The purchase represents the first entry into the Buffalo market by Douglas Development, a family-owned firm that bills itself as “one of the most dominant and successful real estate developers in the Washington area,” with a “national reputation as a leader in redevelopment of historical properties.”
The company controls over 9 million square feet of leasable space and over 8 million square feet of developable land, with over 180 properties in Washington, Virginia, Maryland and Pennsylvania. That’s up from less than 250,000 square feet and 15 properties in 1990. It’s best-known for some of its more visible projects in the East End of Washington, including 7th Street Row in Chinatown, the Woodies Building, 1155 F St., the Atlantic Building at 950 F St., 800 F Street, 509 7th St., the Ventana at 912 F St. and the Marlo Building at 901 7th St. The International Spy Museum is located in one of its buildings.
The developer has done office, retail, residential, industrial and mixed-use projects before. However, most are smaller buildings, with the exception of about a half-dozen projects, including 655 New York Avenue, New City DC, the Hecht Warehouse District, and Woodies.
Much of its work centers around urban revitalization, which is what Jemal said attracted him to One Seneca after Pyramid Brokerage Co. contacted him. He compared its importance in Buffalo to Mount Rushmore, the Empire State Building and the Eiffel Tower.
“It’s a very significant building for downtown Buffalo,” he said. “I was very attracted to that property because of the size of it and the challenges that it had. That’s what I love to do. I’m attracted to urban environments that need revitalization.”
Built in 1972 for $50 million as the headquarters for Marine Midland Bank, the complex includes the tower itself as well as two annex buildings known as the West and South wings, plus a 460-space, two-level parking garage underneath.

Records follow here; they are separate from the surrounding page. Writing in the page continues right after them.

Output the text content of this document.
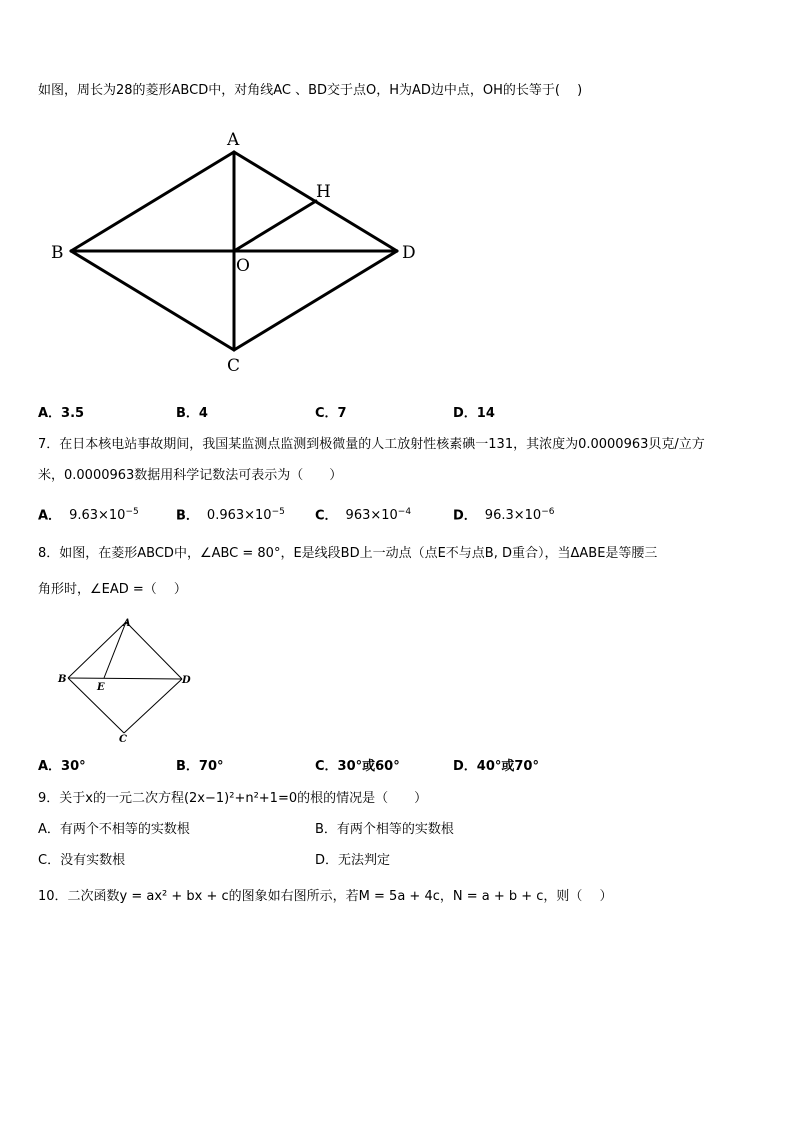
如图，周长为28的菱形ABCD中，对角线AC 、BD交于点O，H为AD边中点，OH的长等于(　 )
A
B
C
D
H
O
A．3.5	B．4	C．7	D．14
7．在日本核电站事故期间，我国某监测点监测到极微量的人工放射性核素碘一131，其浓度为0.0000963贝克/立方
米，0.0000963数据用科学记数法可表示为（　　）
A． $9.63\times 10^{-5}$	B． $0.963\times 10^{-5}$ C． $963\times 10^{-4}$	D． $96.3\times 10^{-6}$
8．如图，在菱形ABCD中，∠ABC = 80°，E是线段BD上一动点（点E不与点B, D重合），当ΔABE是等腰三
角形时，∠EAD =（　 ）
A
B
C
D
E
A．30°	B．70°	C．30°或60°	D．40°或70°
9．关于x的一元二次方程(2x−1)²+n²+1=0的根的情况是（　　）
A．有两个不相等的实数根	B．有两个相等的实数根
C．没有实数根	D．无法判定
10．二次函数y = ax² + bx + c的图象如右图所示，若M = 5a + 4c，N = a + b + c，则（　 ）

The separate five-story ramp at 177 Washington has 814 spaces.
The building had been nearly full until late 2013, when its two largest tenants – Marine successor HSBC Bank USA and law firm Phillips Lytle LLP – simultaneously decamped for renovated and new office space down the street. Those losses, coupled with the earlier closing of the Canadian consulate and other tenant departures, left the building 95 percent empty, triggering a loan default by the prior owner, Seneca One Realty.

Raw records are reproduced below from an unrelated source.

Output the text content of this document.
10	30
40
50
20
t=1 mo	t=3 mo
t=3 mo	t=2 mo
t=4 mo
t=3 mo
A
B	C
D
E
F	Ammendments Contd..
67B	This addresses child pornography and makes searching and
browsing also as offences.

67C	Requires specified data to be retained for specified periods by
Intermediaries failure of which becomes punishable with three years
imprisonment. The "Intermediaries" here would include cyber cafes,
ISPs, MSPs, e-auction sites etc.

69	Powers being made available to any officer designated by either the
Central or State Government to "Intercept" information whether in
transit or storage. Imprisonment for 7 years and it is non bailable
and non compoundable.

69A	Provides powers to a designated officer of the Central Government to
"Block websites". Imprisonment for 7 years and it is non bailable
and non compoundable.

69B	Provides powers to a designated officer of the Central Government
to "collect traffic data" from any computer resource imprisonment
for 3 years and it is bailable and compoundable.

Miami Beach-based loan servicer LNR foreclosed on the building, taking possession of the tower in October 2015 at an auction, followed by the parking ramp in March. It then put both properties up for sale, but has failed to find a buyer. That’s in part because it set stringent terms on the sale process, including a highly abbreviated due-diligence period of just two weeks. At least one prior purchase contract for $27 million fell through as a result, because the buyer, New York City businessman Harvey Kaylie, could not line up enough backing in time. He submitted a second bid, for $9.5 million, but LNR rejected it as too low.
And while other bidders looked at the tower, including billionaire John Catsimatidis, none signed an agreement.

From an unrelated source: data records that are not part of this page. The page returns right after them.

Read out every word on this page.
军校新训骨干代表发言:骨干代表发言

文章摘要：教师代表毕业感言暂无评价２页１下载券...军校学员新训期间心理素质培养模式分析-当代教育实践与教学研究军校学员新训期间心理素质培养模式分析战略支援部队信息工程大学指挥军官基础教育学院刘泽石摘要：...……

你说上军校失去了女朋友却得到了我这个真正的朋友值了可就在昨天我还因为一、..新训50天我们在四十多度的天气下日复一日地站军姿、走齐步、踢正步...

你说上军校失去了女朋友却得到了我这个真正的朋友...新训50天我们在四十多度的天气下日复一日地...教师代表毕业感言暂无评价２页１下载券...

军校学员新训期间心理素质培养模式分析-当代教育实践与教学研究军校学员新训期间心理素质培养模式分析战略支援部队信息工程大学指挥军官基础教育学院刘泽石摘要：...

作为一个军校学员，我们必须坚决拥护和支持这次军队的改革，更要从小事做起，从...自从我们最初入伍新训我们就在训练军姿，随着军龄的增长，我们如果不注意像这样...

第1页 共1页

Meanwhile, critics of the building say it’s an obstacle to reinventing the waterfront area, because it effectively cuts off Main Street from Canalside.
But both city and state officials have said they are not in favor of tearing it down because the cost of demolishing it would exceed $30 million to $40 million, and they believe there’s still opportunity to make better use of it – as long as such an initiative is driven by the private sector, not borne by taxpayers.
“Buffalo has become a very attractive city to invest in,” said Howard Zemsky, a prominent Buffalo developer and CEO of Empire State Development Corp., the state’s economic development arm. “We look forward to hearing more details.”
Jemal said he has no plans to reduce the building’s size. “It’s an iconic building,” he said. “Does it need some lipstick on it, some updates? Absolutely. But the building itself is a magnificent structure.”